Ohne Zweifel gehört Griebel dabei zu den wichtigsten Dresdner Künstlern der 1920er Jahre, doch selbst den meisten Dresdnern ist er weniger durch seine Kunst als aufgrund seiner gesammelten Lebenserinnerungen "Ich war ein Mann der Straße" bekannt geworden, die sein Sohn Matthias posthum 1986 herausgegeben hatte. War sein Vater der radikale Kommunist, der seine Kunst in den Dienst der Propaganda stellte und sich damit unbeliebt machte, hatte sich der zum unangepassten Bohemien entwickelt, der - wie einst sein Vater bei den Nazis - mit seinen Freunden die Staatsführung der DDR verspottete, die ihn ihrerseits als asozial und dekadent durch die Stasi kontrollieren ließ. An einer Ausbildung gehindert, brachte sich Matze Griebel im Selbststudium und durch die Kenntnisse seines Vaters Geschichte bei und wurde so zum kenntnisreichen Führer durch die Dresdener Stadtgeschichte. Manche bezeichnen ihn gern als "wandelndes Stadtlexikon". Nach der Wende wurde Matthias Griebel Direktor des Dresdner Stadtmuseums und konnte in den folgenden 12 Jahren bis zu seiner Pensionierung dessen Bestand erheblich ausbauen.

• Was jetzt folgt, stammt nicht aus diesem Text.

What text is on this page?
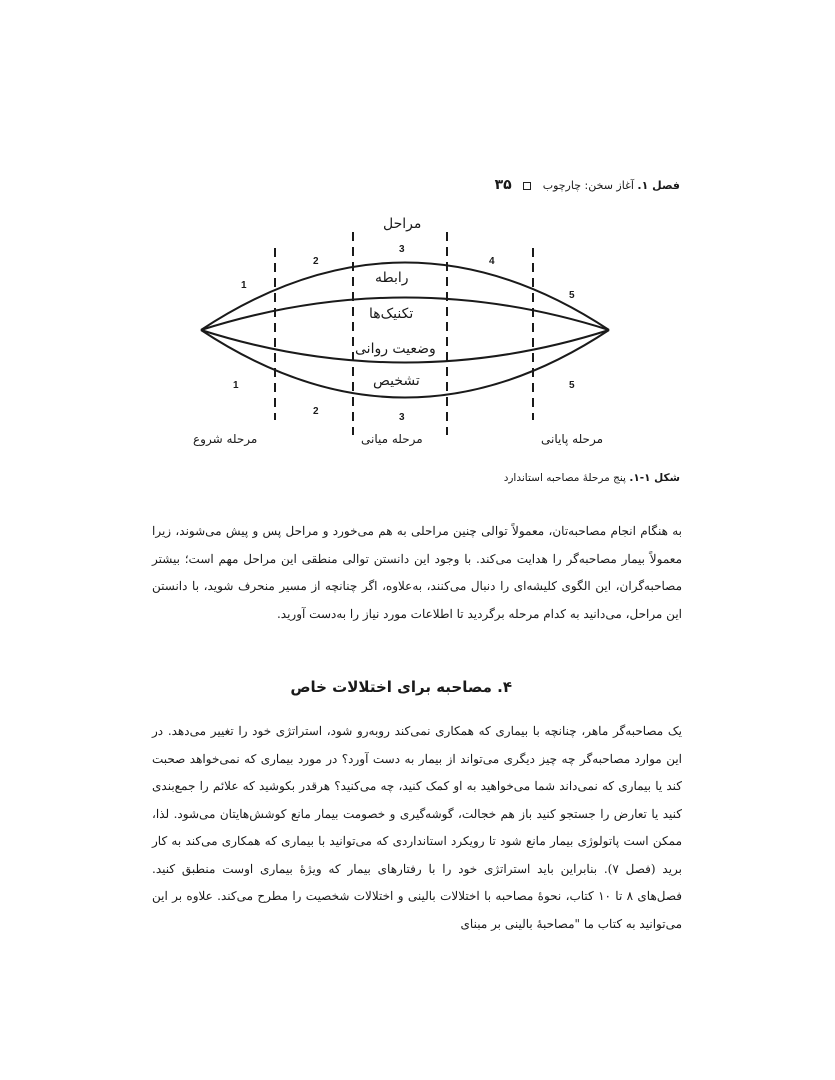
فصل ۱. آغاز سخن: چارچوب  ۳۵
مراحل
رابطه
تکنیک‌ها
وضعیت روانی
تشخیص
1
2
3
4
5
1
2
3
5
مرحله شروع	مرحله میانی	مرحله پایانی
شکل ۱-۱. پنج مرحلهٔ مصاحبه استاندارد

به هنگام انجام مصاحبه‌تان، معمولاً توالی چنین مراحلی به هم می‌خورد و مراحل پس و پیش می‌شوند، زیرا معمولاً بیمار مصاحبه‌گر را هدایت می‌کند. با وجود این دانستن توالی منطقی این مراحل مهم است؛ بیشتر مصاحبه‌گران، این الگوی کلیشه‌ای را دنبال می‌کنند، به‌علاوه، اگر چنانچه از مسیر منحرف شوید، با دانستن این مراحل، می‌دانید به کدام مرحله برگردید تا اطلاعات مورد نیاز را به‌دست آورید.

۴. مصاحبه برای اختلالات خاص

یک مصاحبه‌گر ماهر، چنانچه با بیماری که همکاری نمی‌کند روبه‌رو شود، استراتژی خود را تغییر می‌دهد. در این موارد مصاحبه‌گر چه چیز دیگری می‌تواند از بیمار به دست آورد؟ در مورد بیماری که نمی‌خواهد صحبت کند یا بیماری که نمی‌داند شما می‌خواهید به او کمک کنید، چه می‌کنید؟ هرقدر بکوشید که علائم را جمع‌بندی کنید یا تعارض را جستجو کنید باز هم خجالت، گوشه‌گیری و خصومت بیمار مانع کوشش‌هایتان می‌شود. لذا، ممکن است پاتولوژی بیمار مانع شود تا رویکرد استانداردی که می‌توانید با بیماری که همکاری می‌کند به کار برید (فصل ۷). بنابراین باید استراتژی خود را با رفتارهای بیمار که ویژهٔ بیماری اوست منطبق کنید. فصل‌های ۸ تا ۱۰ کتاب، نحوهٔ مصاحبه با اختلالات بالینی و اختلالات شخصیت را مطرح می‌کند. علاوه بر این می‌توانید به کتاب ما "مصاحبهٔ بالینی بر مبنای
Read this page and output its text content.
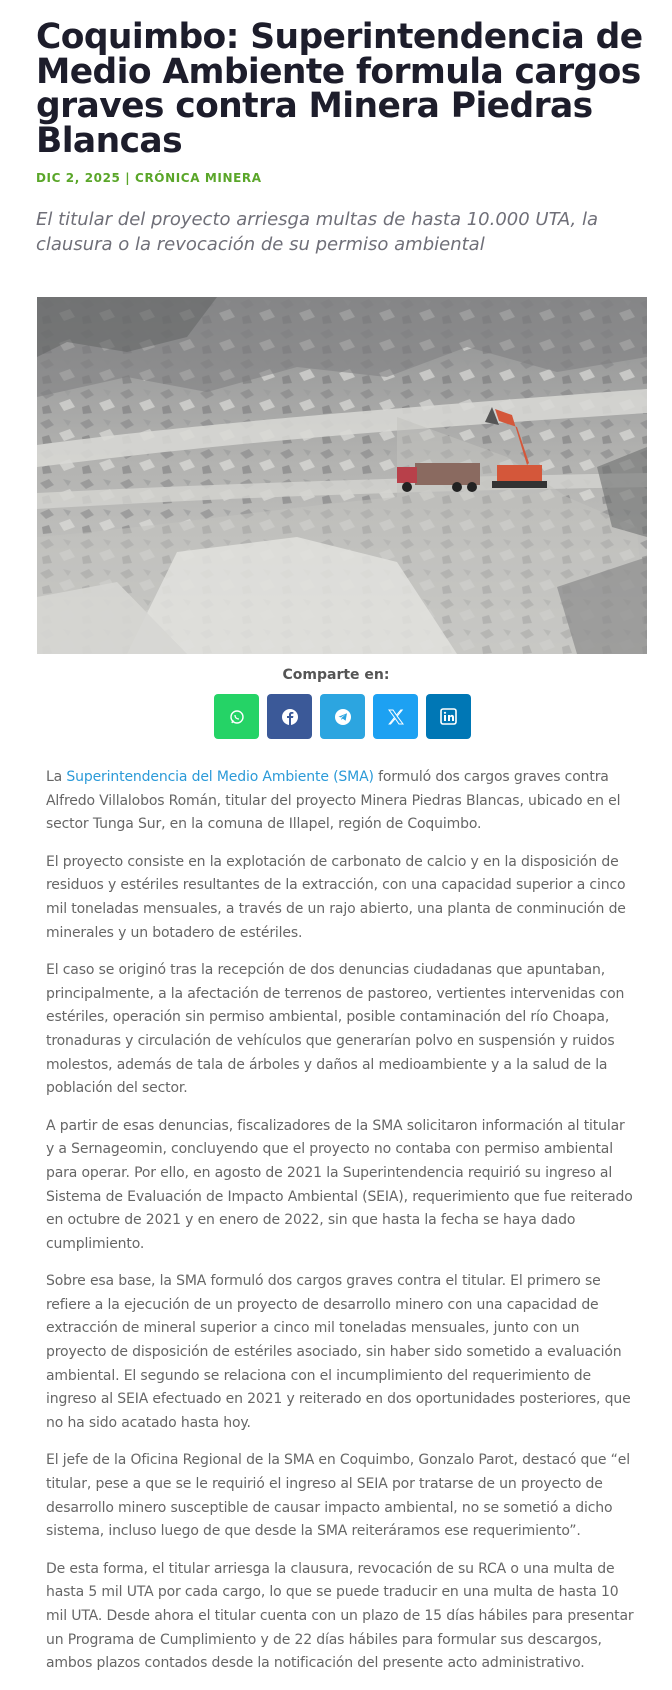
Coquimbo: Superintendencia de Medio Ambiente formula cargos graves contra Minera Piedras Blancas
DIC 2, 2025 | CRÓNICA MINERA
El titular del proyecto arriesga multas de hasta 10.000 UTA, la clausura o la revocación de su permiso ambiental
Comparte en:

La Superintendencia del Medio Ambiente (SMA) formuló dos cargos graves contra Alfredo Villalobos Román, titular del proyecto Minera Piedras Blancas, ubicado en el sector Tunga Sur, en la comuna de Illapel, región de Coquimbo.

El proyecto consiste en la explotación de carbonato de calcio y en la disposición de residuos y estériles resultantes de la extracción, con una capacidad superior a cinco mil toneladas mensuales, a través de un rajo abierto, una planta de conminución de minerales y un botadero de estériles.

El caso se originó tras la recepción de dos denuncias ciudadanas que apuntaban, principalmente, a la afectación de terrenos de pastoreo, vertientes intervenidas con estériles, operación sin permiso ambiental, posible contaminación del río Choapa, tronaduras y circulación de vehículos que generarían polvo en suspensión y ruidos molestos, además de tala de árboles y daños al medioambiente y a la salud de la población del sector.

A partir de esas denuncias, fiscalizadores de la SMA solicitaron información al titular y a Sernageomin, concluyendo que el proyecto no contaba con permiso ambiental para operar. Por ello, en agosto de 2021 la Superintendencia requirió su ingreso al Sistema de Evaluación de Impacto Ambiental (SEIA), requerimiento que fue reiterado en octubre de 2021 y en enero de 2022, sin que hasta la fecha se haya dado cumplimiento.

Sobre esa base, la SMA formuló dos cargos graves contra el titular. El primero se refiere a la ejecución de un proyecto de desarrollo minero con una capacidad de extracción de mineral superior a cinco mil toneladas mensuales, junto con un proyecto de disposición de estériles asociado, sin haber sido sometido a evaluación ambiental. El segundo se relaciona con el incumplimiento del requerimiento de ingreso al SEIA efectuado en 2021 y reiterado en dos oportunidades posteriores, que no ha sido acatado hasta hoy.

El jefe de la Oficina Regional de la SMA en Coquimbo, Gonzalo Parot, destacó que “el titular, pese a que se le requirió el ingreso al SEIA por tratarse de un proyecto de desarrollo minero susceptible de causar impacto ambiental, no se sometió a dicho sistema, incluso luego de que desde la SMA reiteráramos ese requerimiento”.

De esta forma, el titular arriesga la clausura, revocación de su RCA o una multa de hasta 5 mil UTA por cada cargo, lo que se puede traducir en una multa de hasta 10 mil UTA. Desde ahora el titular cuenta con un plazo de 15 días hábiles para presentar un Programa de Cumplimiento y de 22 días hábiles para formular sus descargos, ambos plazos contados desde la notificación del presente acto administrativo.
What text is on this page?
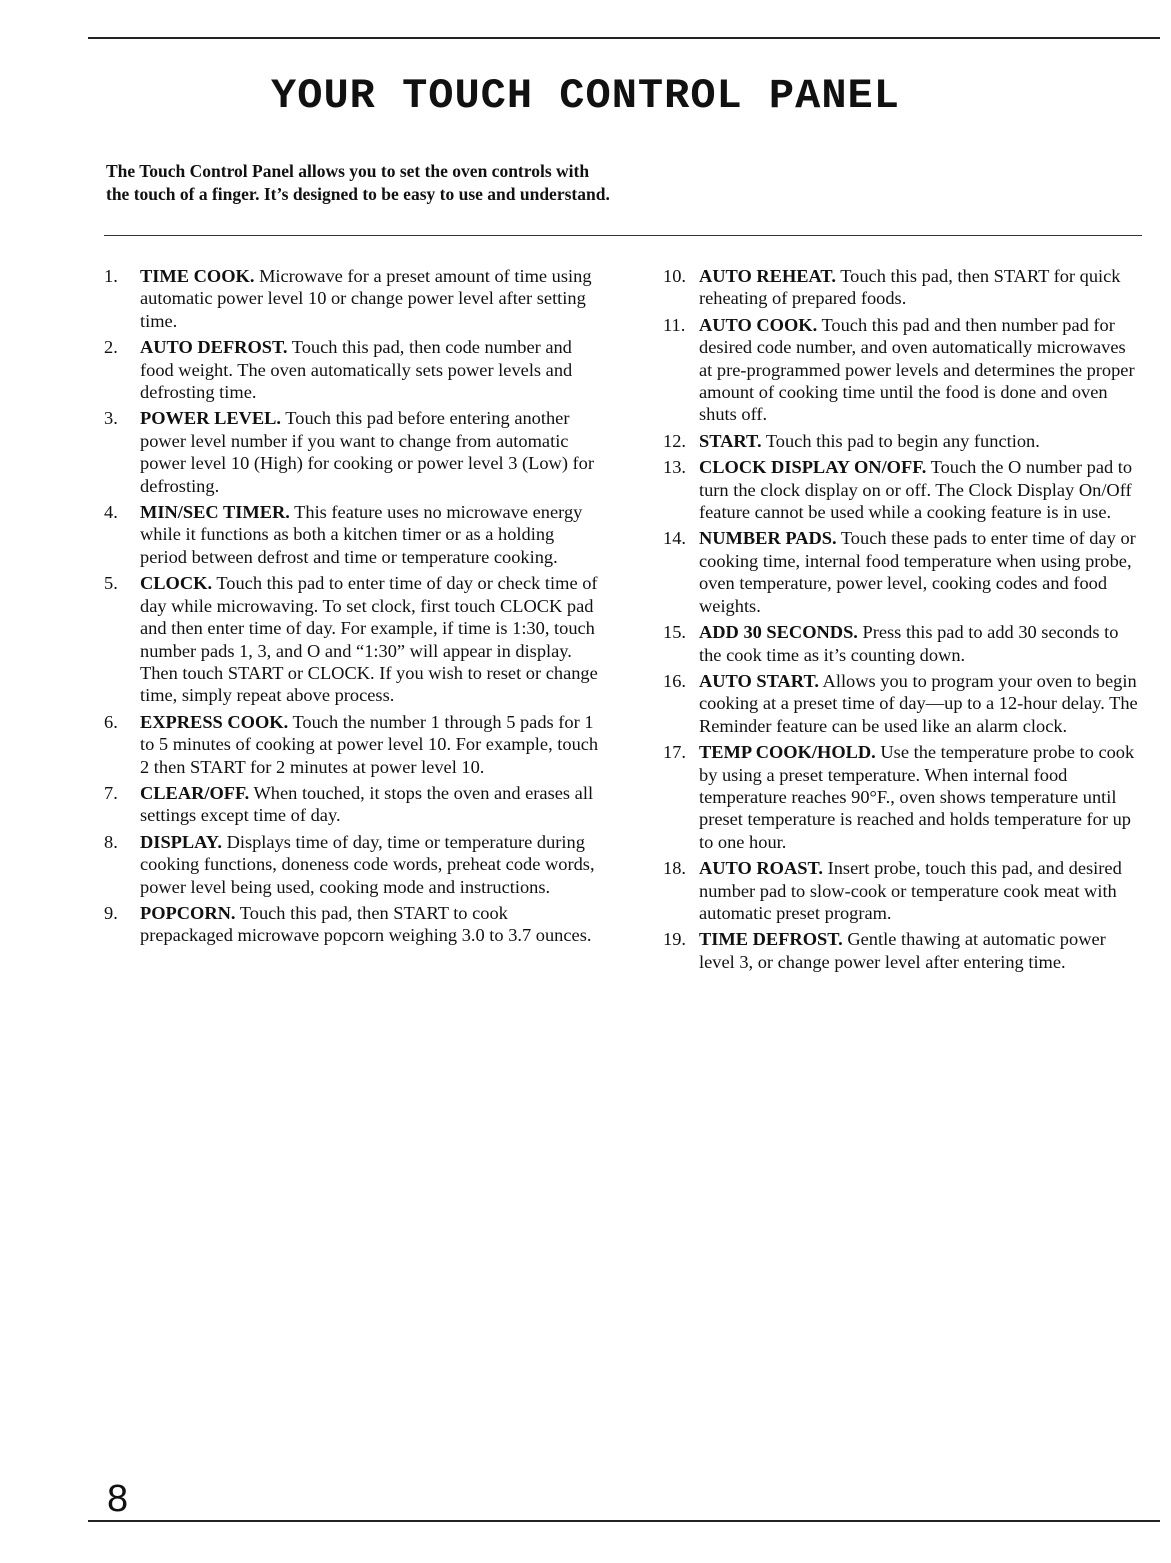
YOUR TOUCH CONTROL PANEL

The Touch Control Panel allows you to set the oven controls with
the touch of a finger. It’s designed to be easy to use and understand.

1.	TIME COOK. Microwave for a preset amount of time using automatic power level 10 or change power level after setting time.
2.	AUTO DEFROST. Touch this pad, then code number and food weight. The oven automatically sets power levels and defrosting time.
3.	POWER LEVEL. Touch this pad before entering another power level number if you want to change from automatic power level 10 (High) for cooking or power level 3 (Low) for defrosting.
4.	MIN/SEC TIMER. This feature uses no microwave energy while it functions as both a kitchen timer or as a holding period between defrost and time or temperature cooking.
5.	CLOCK. Touch this pad to enter time of day or check time of day while microwaving. To set clock, first touch CLOCK pad and then enter time of day. For example, if time is 1:30, touch number pads 1, 3, and O and “1:30” will appear in display. Then touch START or CLOCK. If you wish to reset or change time, simply repeat above process.
6.	EXPRESS COOK. Touch the number 1 through 5 pads for 1 to 5 minutes of cooking at power level 10. For example, touch 2 then START for 2 minutes at power level 10.
7.	CLEAR/OFF. When touched, it stops the oven and erases all settings except time of day.
8.	DISPLAY. Displays time of day, time or temperature during cooking functions, doneness code words, preheat code words, power level being used, cooking mode and instructions.
9.	POPCORN. Touch this pad, then START to cook prepackaged microwave popcorn weighing 3.0 to 3.7 ounces.
10. AUTO REHEAT. Touch this pad, then START for quick reheating of prepared foods.
11. AUTO COOK. Touch this pad and then number pad for desired code number, and oven automatically microwaves at pre-programmed power levels and determines the proper amount of cooking time until the food is done and oven shuts off.
12. START. Touch this pad to begin any function.
13. CLOCK DISPLAY ON/OFF. Touch the O number pad to turn the clock display on or off. The Clock Display On/Off feature cannot be used while a cooking feature is in use.
14. NUMBER PADS. Touch these pads to enter time of day or cooking time, internal food temperature when using probe, oven temperature, power level, cooking codes and food weights.
15. ADD 30 SECONDS. Press this pad to add 30 seconds to the cook time as it’s counting down.
16. AUTO START. Allows you to program your oven to begin cooking at a preset time of day—up to a 12-hour delay. The Reminder feature can be used like an alarm clock.
17. TEMP COOK/HOLD. Use the temperature probe to cook by using a preset temperature. When internal food temperature reaches 90°F., oven shows temperature until preset temperature is reached and holds temperature for up to one hour.
18. AUTO ROAST. Insert probe, touch this pad, and desired number pad to slow-cook or temperature cook meat with automatic preset program.
19. TIME DEFROST. Gentle thawing at automatic power level 3, or change power level after entering time.
8
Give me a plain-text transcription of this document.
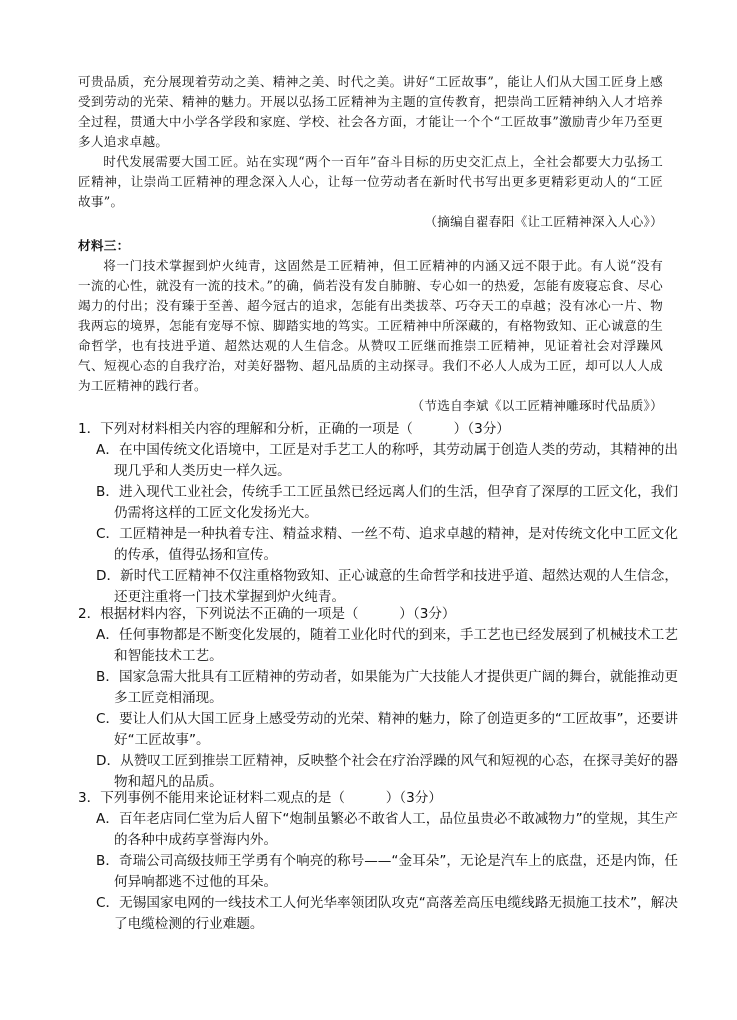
可贵品质，充分展现着劳动之美、精神之美、时代之美。讲好“工匠故事”，能让人们从大国工匠身上感受到劳动的光荣、精神的魅力。开展以弘扬工匠精神为主题的宣传教育，把崇尚工匠精神纳入人才培养全过程，贯通大中小学各学段和家庭、学校、社会各方面，才能让一个个“工匠故事”激励青少年乃至更多人追求卓越。

时代发展需要大国工匠。站在实现“两个一百年”奋斗目标的历史交汇点上，全社会都要大力弘扬工匠精神，让崇尚工匠精神的理念深入人心，让每一位劳动者在新时代书写出更多更精彩更动人的“工匠故事”。

（摘编自翟春阳《让工匠精神深入人心》）

材料三：

将一门技术掌握到炉火纯青，这固然是工匠精神，但工匠精神的内涵又远不限于此。有人说“没有一流的心性，就没有一流的技术。”的确，倘若没有发自肺腑、专心如一的热爱，怎能有废寝忘食、尽心竭力的付出；没有臻于至善、超今冠古的追求，怎能有出类拔萃、巧夺天工的卓越；没有冰心一片、物我两忘的境界，怎能有宠辱不惊、脚踏实地的笃实。工匠精神中所深藏的，有格物致知、正心诚意的生命哲学，也有技进乎道、超然达观的人生信念。从赞叹工匠继而推崇工匠精神，见证着社会对浮躁风气、短视心态的自我疗治，对美好器物、超凡品质的主动探寻。我们不必人人成为工匠，却可以人人成为工匠精神的践行者。

（节选自李斌《以工匠精神雕琢时代品质》）

1．下列对材料相关内容的理解和分析，正确的一项是（　　　）（3分）

A．在中国传统文化语境中，工匠是对手艺工人的称呼，其劳动属于创造人类的劳动，其精神的出现几乎和人类历史一样久远。

B．进入现代工业社会，传统手工工匠虽然已经远离人们的生活，但孕育了深厚的工匠文化，我们仍需将这样的工匠文化发扬光大。

C．工匠精神是一种执着专注、精益求精、一丝不苟、追求卓越的精神，是对传统文化中工匠文化的传承，值得弘扬和宣传。

D．新时代工匠精神不仅注重格物致知、正心诚意的生命哲学和技进乎道、超然达观的人生信念，还更注重将一门技术掌握到炉火纯青。

2．根据材料内容，下列说法不正确的一项是（　　　）（3分）

A．任何事物都是不断变化发展的，随着工业化时代的到来，手工艺也已经发展到了机械技术工艺和智能技术工艺。

B．国家急需大批具有工匠精神的劳动者，如果能为广大技能人才提供更广阔的舞台，就能推动更多工匠竞相涌现。

C．要让人们从大国工匠身上感受劳动的光荣、精神的魅力，除了创造更多的“工匠故事”，还要讲好“工匠故事”。

D．从赞叹工匠到推崇工匠精神，反映整个社会在疗治浮躁的风气和短视的心态，在探寻美好的器物和超凡的品质。

3．下列事例不能用来论证材料二观点的是（　　　）（3分）

A．百年老店同仁堂为后人留下“炮制虽繁必不敢省人工，品位虽贵必不敢减物力”的堂规，其生产的各种中成药享誉海内外。

B．奇瑞公司高级技师王学勇有个响亮的称号——“金耳朵”，无论是汽车上的底盘，还是内饰，任何异响都逃不过他的耳朵。

C．无锡国家电网的一线技术工人何光华率领团队攻克“高落差高压电缆线路无损施工技术”，解决了电缆检测的行业难题。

Nach seiner Pensionierung widmete sich der ewige Junggeselle der Edition des Nachlasses seines Vaters, der nach dem Krieg nicht an die Erfolge der 20er Jahre anknüpfen wollte, da er sich nicht mehr auf der Höhe der Zeit betrachtete. Die Nationalsozialisten stuften das Werk Otto Griebels, der sich als "Mann der Straße" sah, die einfachen Menschen liebte und als Mitglied der "Sieben Spaziergänger" mit anderen Künstlern antifaschistische Ideen austauschten, als entartet ein, beschlagnahmten es und zeigten es in den Ausstellungen "Entartete Kunst" in Dresden und Berlin. Ein großer Teil seines Werks wurde durch den Luftangriff auf Dresden zerstört. Erst 2012 tauchten zwei seiner Werke im sogenannten Schwabinger Kunstfund aus dem Besitz Cornelius Gurlitts wieder auf.

Jetzt unternimmt eine Sonderausstellung der Städtischen Galerie Dresden den beeindruckenden und lohenden Versuch, Griebels Schaffen als Ganzes zu rekonstruieren. Trotz der Zerstörungen konnte die Galerie in der bis zum 7. Mai 2017 präsentierten Ausstellung eine opulente Auswahl von mehr als einhundert Gemälden, Zeichnungen und grafischen Arbeiten aus der Zeit von 1914 bis 1971 vorstellen, die aus dem Museumsbestand stammen oder Leihgaben aus Museen und Privatbesitz in Deutschland, Tschechien und der Schweiz sind. Es handelt sich dabei etwa um die Hälfte des noch erhaltenen Oeuvres. Begleitet wird die Ausstellung durch die schon erwähnte Veröffentlichung des Gesamtverzeichnisses zum Werk Griebels aus dem Kerber-Verlag.